18

3.3K 191 8
                                    

“Zeril”

Zeril yang baru saja pulang dan menaiki tangga menuju kamarnya di panggil dengan tiba-tiba membuat seketika langkahnya terhenti. Dia sangat tau suara siapa yang memanggilnya itu, suara yang niatnya tidak ingin dia dengar apalagi dengan bertemu dengan pemilik suara itu.

“Zeril sini” panggil Papahnya yang menyuruh Zeril untuk menghampiri.

“Zeril capek” ketusnya.

“Papah juga capek, tapi masih sempat nunggu buat ketemu sama kamu”

“Yaudah Papah tidur aja, nggak usah ketemu Zeril” ucapnya tanpa memalingkan wajahnya kepada Papahnya.

“Zerillll…..” panggil Papahnya lagi yang memaksa Zeril untuk sebentar saja untuk berbicara.

Zeril dengan malas menghampiri Papahnya yang sedang duduk sambil menonton tv di ruang keluarga. Tidak ada Zeris, tumben sekali. Zeril menyangka kalau akan ada Zeris yang sedang menemani Papahnya.

Zeril terpaksa mendudukan dirinya di sofa sebrang dimana Papahnya duduk. Masih dengan menunduk seperti enggan untuk melihat kearah Papahnya.

“Dari mana kamu baru pulang jam segini?” tanya Papahnya.

Zeril masih saja diam.

“— Wajah kamu juga kenapa? Habis berantem dimana? Kamu tawuran lagi hari ini? Udah di peringati berapa kali, jangan jadiin tawuran sebagai hobi” ucap Papahnya.

“Zeril nggak tawuran, Pah” ucap Zeril pelan.

“Terus wajah kamu? Emangnya Papah nggak tau kalo kamu sering tawuran, berantem sana sini cari musuh dimana-mana” ujar Papahnya yang membuat rahang Zeril mengeras.

Papahnya tak tau, Zeril beberapa minggu belakangan ini tidak melakukan hal-hal bodoh yang disebutkan Papahnya tadi. Papahnya hanya melihat luaran Zeril yang memang wajahnya terpampang memar, namun ini adalah ulah Zeris kemarin. Bagaimana jika Papahnya tau jika ini semua ulah Zeris, apa Papahnya akan percaya atau tidak? Jelas jawabannya tidak. Dimata Papahnya, Zeris ya Zeris yang tidak pernah melakukan hal-hal bodoh yang biasa di lakukan Zeril.

“Ini ulah temen Zeril”

“Ulah temen kamu, kalo kamu tidak memulai duluan dia nggak akan pukul kamu kayak gitu sampe memar gitu”

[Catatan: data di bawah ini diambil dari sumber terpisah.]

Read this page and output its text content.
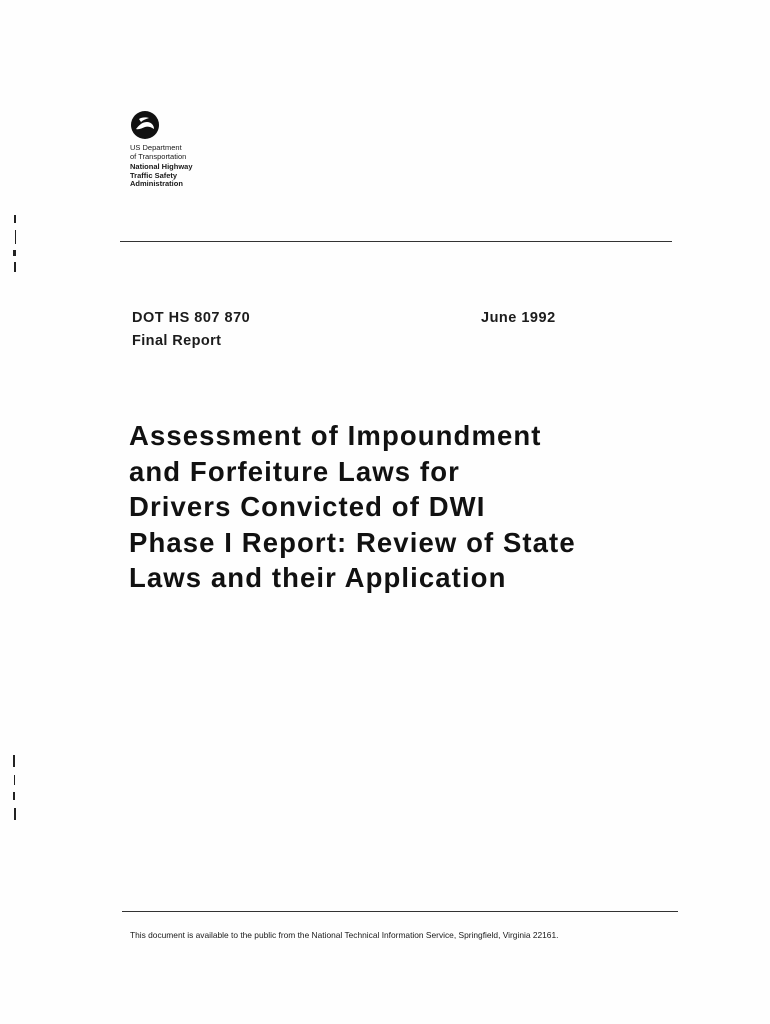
US Department
of Transportation
National Highway
Traffic Safety
Administration
DOT HS 807 870
Final Report
June 1992
Assessment of Impoundment
and Forfeiture Laws for
Drivers Convicted of DWI
Phase I Report: Review of State
Laws and their Application
This document is available to the public from the National Technical Information Service, Springfield, Virginia 22161.
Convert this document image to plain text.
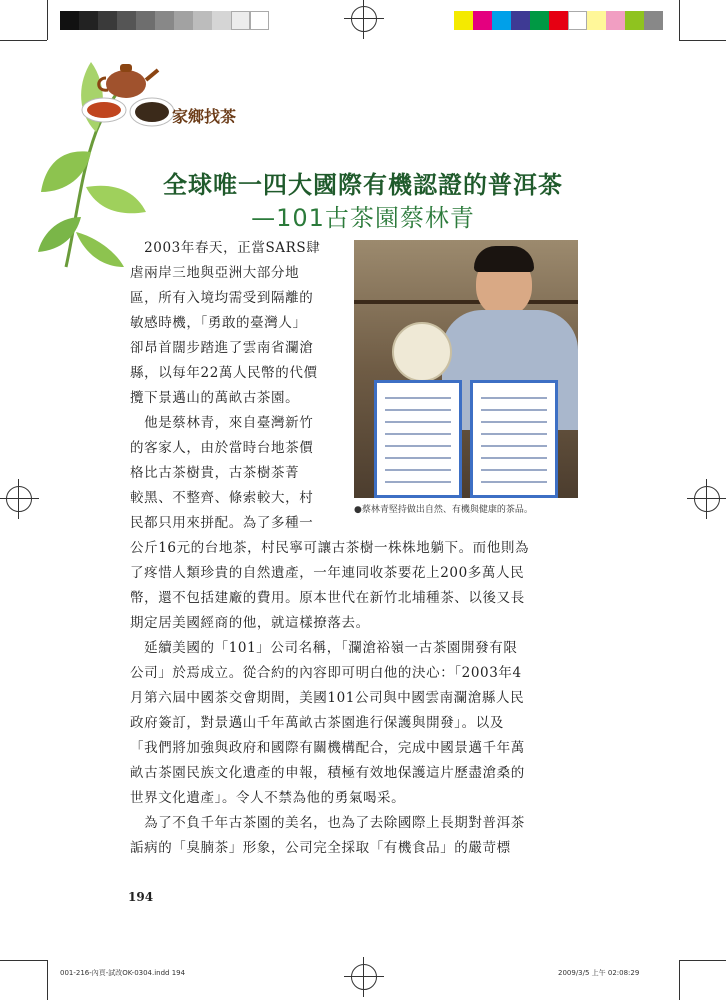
家鄉找茶
全球唯一四大國際有機認證的普洱茶
—101古茶園蔡林青
　2003年春天，正當SARS肆
虐兩岸三地與亞洲大部分地
區，所有入境均需受到隔離的
敏感時機，「勇敢的臺灣人」
卻昂首闊步踏進了雲南省瀾滄
縣，以每年22萬人民幣的代價
攬下景邁山的萬畝古茶園。
　他是蔡林青，來自臺灣新竹
的客家人，由於當時台地茶價
格比古茶樹貴，古茶樹茶菁
較黑、不整齊、條索較大，村
民都只用來拼配。為了多種一
●蔡林青堅持做出自然、有機與健康的茶品。
公斤16元的台地茶，村民寧可讓古茶樹一株株地躺下。而他則為
了疼惜人類珍貴的自然遺產，一年連同收茶要花上200多萬人民
幣，還不包括建廠的費用。原本世代在新竹北埔種茶、以後又長
期定居美國經商的他，就這樣撩落去。
　延續美國的「101」公司名稱，「瀾滄裕嶺一古茶園開發有限
公司」於焉成立。從合約的內容即可明白他的決心：「2003年4
月第六屆中國茶交會期間，美國101公司與中國雲南瀾滄縣人民
政府簽訂，對景邁山千年萬畝古茶園進行保護與開發」。以及
「我們將加強與政府和國際有關機構配合，完成中國景邁千年萬
畝古茶園民族文化遺產的申報，積極有效地保護這片歷盡滄桑的
世界文化遺產」。令人不禁為他的勇氣喝采。
　為了不負千年古茶園的美名，也為了去除國際上長期對普洱茶
詬病的「臭腩茶」形象，公司完全採取「有機食品」的嚴苛標
194
001-216-內頁-試改OK-0304.indd 194	2009/3/5 上午 02:08:29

Zeril masih menahan semua perkataan yang keluar dari mulut Papahnya. Itu yang ingin Zeril tau; pandangan Papahnya tentang dirinya sekarang dan ternyata selalu seperti itu.

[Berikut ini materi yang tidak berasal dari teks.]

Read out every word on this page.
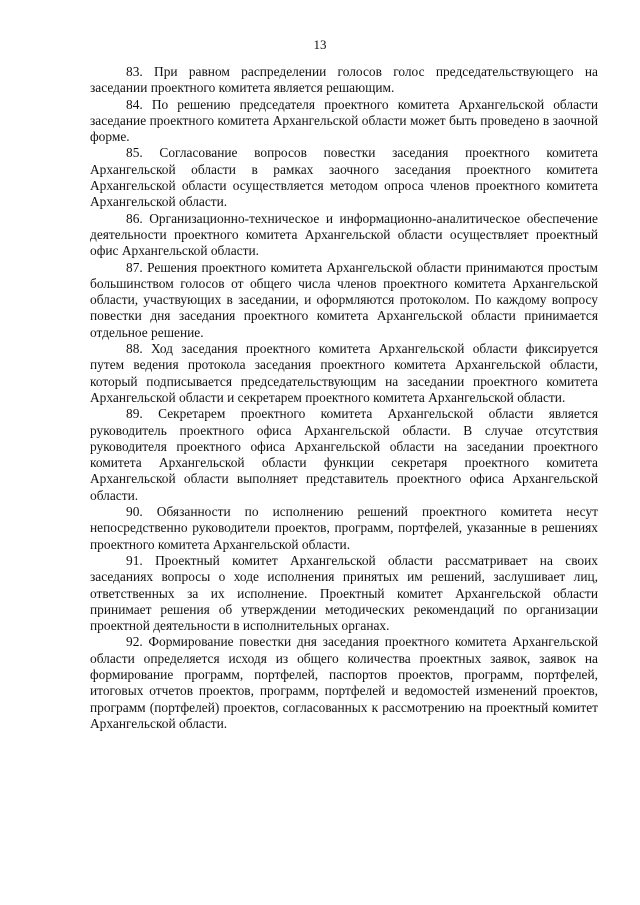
13

83. При равном распределении голосов голос председательствующего на заседании проектного комитета является решающим.

84. По решению председателя проектного комитета Архангельской области заседание проектного комитета Архангельской области может быть проведено в заочной форме.

85. Согласование вопросов повестки заседания проектного комитета Архангельской области в рамках заочного заседания проектного комитета Архангельской области осуществляется методом опроса членов проектного комитета Архангельской области.

86. Организационно-техническое и информационно-аналитическое обеспечение деятельности проектного комитета Архангельской области осуществляет проектный офис Архангельской области.

87. Решения проектного комитета Архангельской области принимаются простым большинством голосов от общего числа членов проектного комитета Архангельской области, участвующих в заседании, и оформляются протоколом. По каждому вопросу повестки дня заседания проектного комитета Архангельской области принимается отдельное решение.

88. Ход заседания проектного комитета Архангельской области фиксируется путем ведения протокола заседания проектного комитета Архангельской области, который подписывается председательствующим на заседании проектного комитета Архангельской области и секретарем проектного комитета Архангельской области.

89. Секретарем проектного комитета Архангельской области является руководитель проектного офиса Архангельской области. В случае отсутствия руководителя проектного офиса Архангельской области на заседании проектного комитета Архангельской области функции секретаря проектного комитета Архангельской области выполняет представитель проектного офиса Архангельской области.

90. Обязанности по исполнению решений проектного комитета несут непосредственно руководители проектов, программ, портфелей, указанные в решениях проектного комитета Архангельской области.

91. Проектный комитет Архангельской области рассматривает на своих заседаниях вопросы о ходе исполнения принятых им решений, заслушивает лиц, ответственных за их исполнение. Проектный комитет Архангельской области принимает решения об утверждении методических рекомендаций по организации проектной деятельности в исполнительных органах.

92. Формирование повестки дня заседания проектного комитета Архангельской области определяется исходя из общего количества проектных заявок, заявок на формирование программ, портфелей, паспортов проектов, программ, портфелей, итоговых отчетов проектов, программ, портфелей и ведомостей изменений проектов, программ (портфелей) проектов, согласованных к рассмотрению на проектный комитет Архангельской области.
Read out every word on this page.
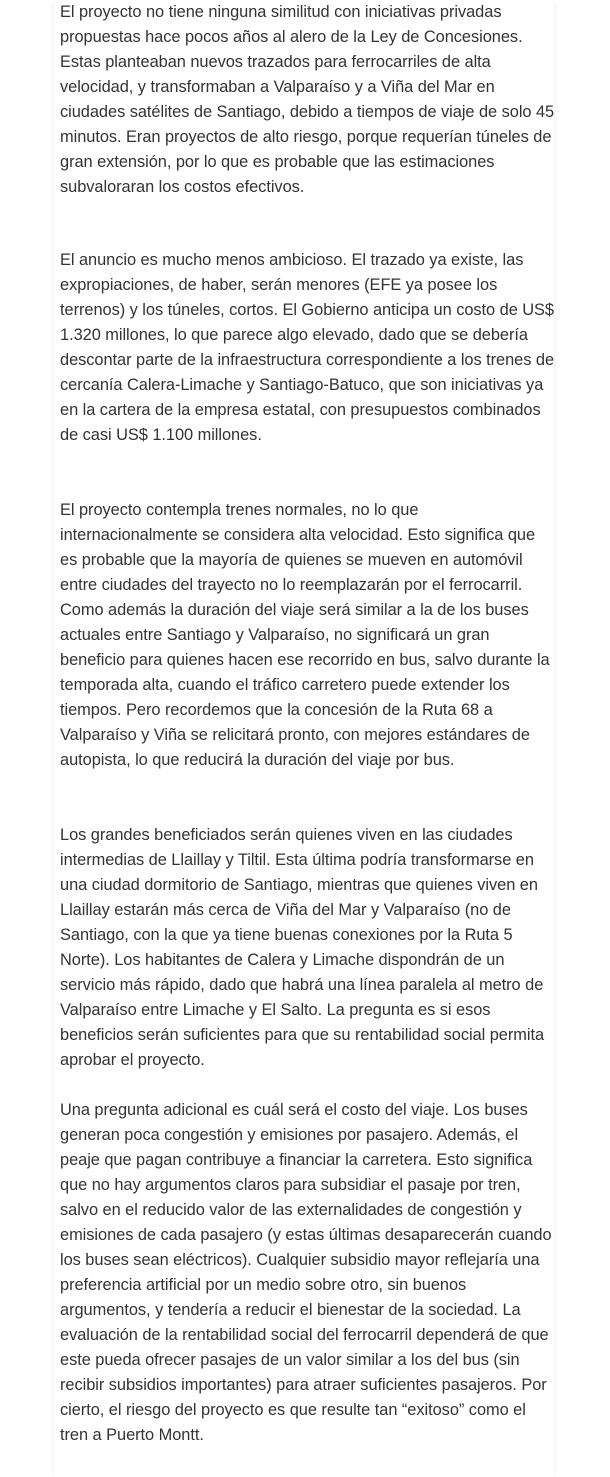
El proyecto no tiene ninguna similitud con iniciativas privadas propuestas hace pocos años al alero de la Ley de Concesiones. Estas planteaban nuevos trazados para ferrocarriles de alta velocidad, y transformaban a Valparaíso y a Viña del Mar en ciudades satélites de Santiago, debido a tiempos de viaje de solo 45 minutos. Eran proyectos de alto riesgo, porque requerían túneles de gran extensión, por lo que es probable que las estimaciones subvaloraran los costos efectivos.

El anuncio es mucho menos ambicioso. El trazado ya existe, las expropiaciones, de haber, serán menores (EFE ya posee los terrenos) y los túneles, cortos. El Gobierno anticipa un costo de US$ 1.320 millones, lo que parece algo elevado, dado que se debería descontar parte de la infraestructura correspondiente a los trenes de cercanía Calera-Limache y Santiago-Batuco, que son iniciativas ya en la cartera de la empresa estatal, con presupuestos combinados de casi US$ 1.100 millones.

El proyecto contempla trenes normales, no lo que internacionalmente se considera alta velocidad. Esto significa que es probable que la mayoría de quienes se mueven en automóvil entre ciudades del trayecto no lo reemplazarán por el ferrocarril. Como además la duración del viaje será similar a la de los buses actuales entre Santiago y Valparaíso, no significará un gran beneficio para quienes hacen ese recorrido en bus, salvo durante la temporada alta, cuando el tráfico carretero puede extender los tiempos. Pero recordemos que la concesión de la Ruta 68 a Valparaíso y Viña se relicitará pronto, con mejores estándares de autopista, lo que reducirá la duración del viaje por bus.

Los grandes beneficiados serán quienes viven en las ciudades intermedias de Llaillay y Tiltil. Esta última podría transformarse en una ciudad dormitorio de Santiago, mientras que quienes viven en Llaillay estarán más cerca de Viña del Mar y Valparaíso (no de Santiago, con la que ya tiene buenas conexiones por la Ruta 5 Norte). Los habitantes de Calera y Limache dispondrán de un servicio más rápido, dado que habrá una línea paralela al metro de Valparaíso entre Limache y El Salto. La pregunta es si esos beneficios serán suficientes para que su rentabilidad social permita aprobar el proyecto.

Una pregunta adicional es cuál será el costo del viaje. Los buses generan poca congestión y emisiones por pasajero. Además, el peaje que pagan contribuye a financiar la carretera. Esto significa que no hay argumentos claros para subsidiar el pasaje por tren, salvo en el reducido valor de las externalidades de congestión y emisiones de cada pasajero (y estas últimas desaparecerán cuando los buses sean eléctricos). Cualquier subsidio mayor reflejaría una preferencia artificial por un medio sobre otro, sin buenos argumentos, y tendería a reducir el bienestar de la sociedad. La evaluación de la rentabilidad social del ferrocarril dependerá de que este pueda ofrecer pasajes de un valor similar a los del bus (sin recibir subsidios importantes) para atraer suficientes pasajeros. Por cierto, el riesgo del proyecto es que resulte tan “exitoso” como el tren a Puerto Montt.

"Zeris juga memar, kenapa bisa samaan. Kamu ngajak Zeris ikutan seperti kamu?"

"Apasih nuduh aja, tanya aja sama anak kesayangan Papah dia kenapa" Zeril mulai jengah, raut wajahnya mulai menyiratkan ketidaksukaan berada lama-lama bersama Papahnya.

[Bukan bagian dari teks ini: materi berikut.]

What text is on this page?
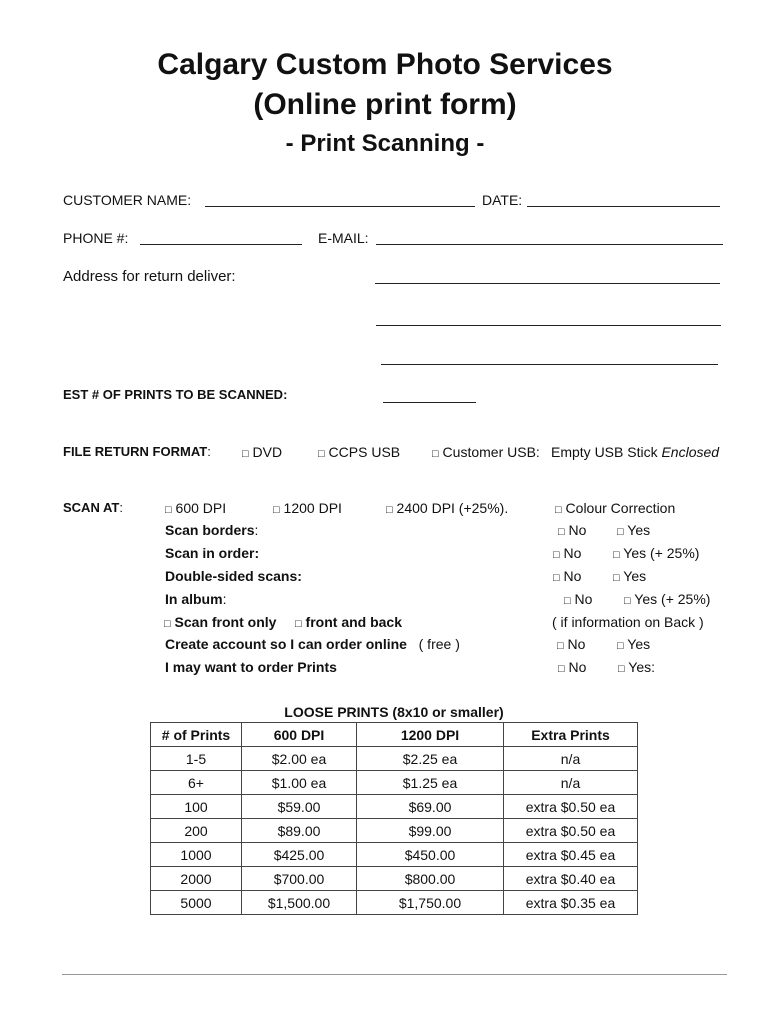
Calgary Custom Photo Services
(Online print form)
- Print Scanning -
CUSTOMER NAME:	DATE:
PHONE #:	E-MAIL:
Address for return deliver:
EST # OF PRINTS TO BE SCANNED:
FILE RETURN FORMAT:	□ DVD	□ CCPS USB	□ Customer USB: Empty USB Stick Enclosed
SCAN AT:	□ 600 DPI	□ 1200 DPI	□ 2400 DPI (+25%).	□ Colour Correction
Scan borders:	□ No	□ Yes
Scan in order:	□ No	□ Yes (+ 25%)
Double-sided scans:	□ No	□ Yes
In album:	□ No	□ Yes (+ 25%)
□ Scan front only □ front and back	( if information on Back )
Create account so I can order online ( free )	□ No	□ Yes
I may want to order Prints	□ No	□ Yes:
LOOSE PRINTS (8x10 or smaller)
# of Prints	600 DPI	1200 DPI	Extra Prints
1-5	$2.00 ea	$2.25 ea	n/a
6+	$1.00 ea	$1.25 ea	n/a
100	$59.00	$69.00	extra $0.50 ea
200	$89.00	$99.00	extra $0.50 ea
1000	$425.00	$450.00	extra $0.45 ea
2000	$700.00	$800.00	extra $0.40 ea
5000	$1,500.00	$1,750.00	extra $0.35 ea
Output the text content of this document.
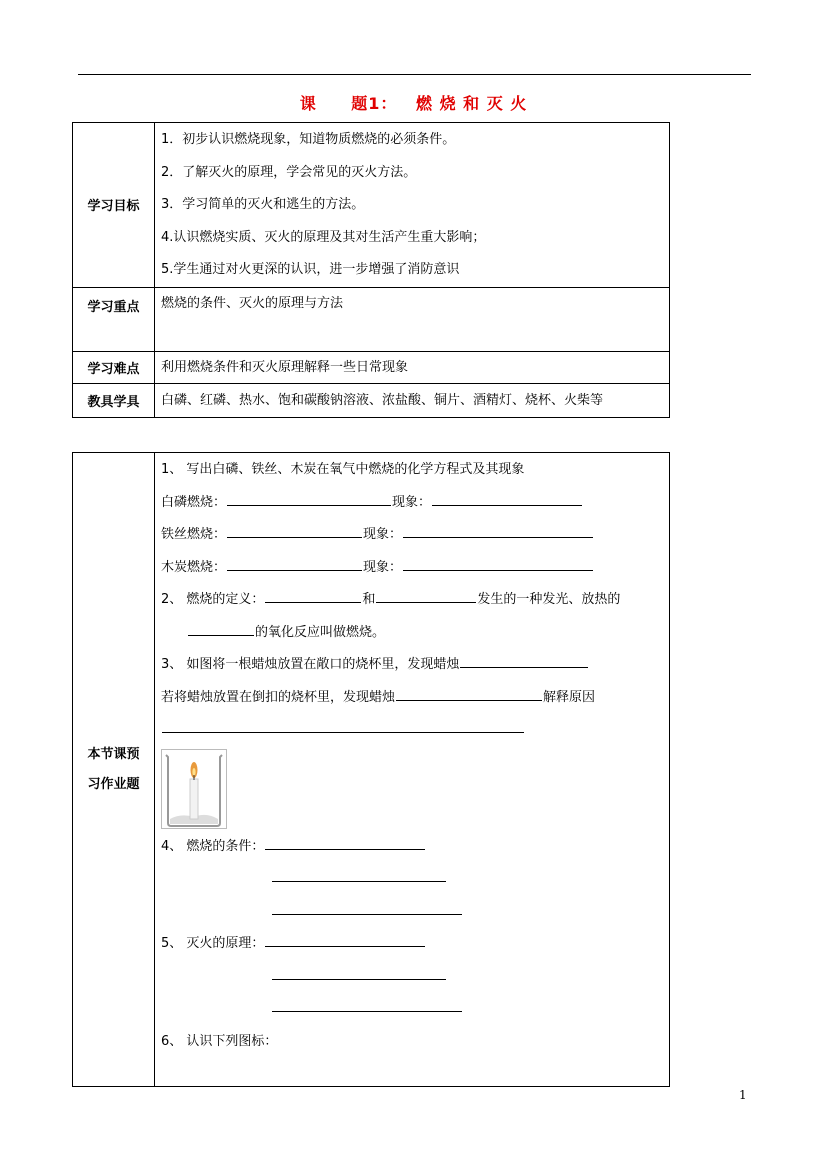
课 题1： 燃 烧 和 灭 火
学习目标	1．初步认识燃烧现象，知道物质燃烧的必须条件。
2．了解灭火的原理，学会常见的灭火方法。
3．学习简单的灭火和逃生的方法。
4.认识燃烧实质、灭火的原理及其对生活产生重大影响；
5.学生通过对火更深的认识，进一步增强了消防意识

学习重点	燃烧的条件、灭火的原理与方法

学习难点	利用燃烧条件和灭火原理解释一些日常现象

教具学具	白磷、红磷、热水、饱和碳酸钠溶液、浓盐酸、铜片、酒精灯、烧杯、火柴等
本节课预
习作业题

1、 写出白磷、铁丝、木炭在氧气中燃烧的化学方程式及其现象
白磷燃烧：	现象：
铁丝燃烧：	现象：
木炭燃烧：	现象：
2、 燃烧的定义：	和	发生的一种发光、放热的
的氧化反应叫做燃烧。
3、 如图将一根蜡烛放置在敞口的烧杯里，发现蜡烛
若将蜡烛放置在倒扣的烧杯里，发现蜡烛	解释原因
4、 燃烧的条件：
5、 灭火的原理：
6、 认识下列图标：
1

“—Terus kamu kenapa pulang jam segini? Kata Zeris kamu habis kerja kelompok” ucap Papahnya.

Kerja kelompok?, Zeril membatin.

“Dari rumah Farel”

"Memang nggak tau kalo Papah bakal pulang? Kamu nggak ikut sebentar aja ke bandara sama Zeris. Tadi Papah kira kamu akan ikut jemput Papah" ucap Papahnya memandang anaknya itu.

"Tapi nggak apa-apa kalo kamu nggak ikut Zeris tapi melakukan kegiatan baik. Bagus kalo kamu ada perkembangan buat belajar bareng sama temen kamu" sambung Papahnya lagi.

“Abis tawuran” ucap asal Zeril dengan nada pelan.

“Zeril—“

“Cukup ya Pah, Papah nggak usah nanya-nanya Zeril kayak gitu. Biasanya juga Papah nggak pernah yang namanya nanyain Zeril. Ngabarin Zeril aja nggak pernah. Jadi, biar kayak seperti biasa aja Pah. Zeril nggak terbiasa lagi di peduliin sama Papah”.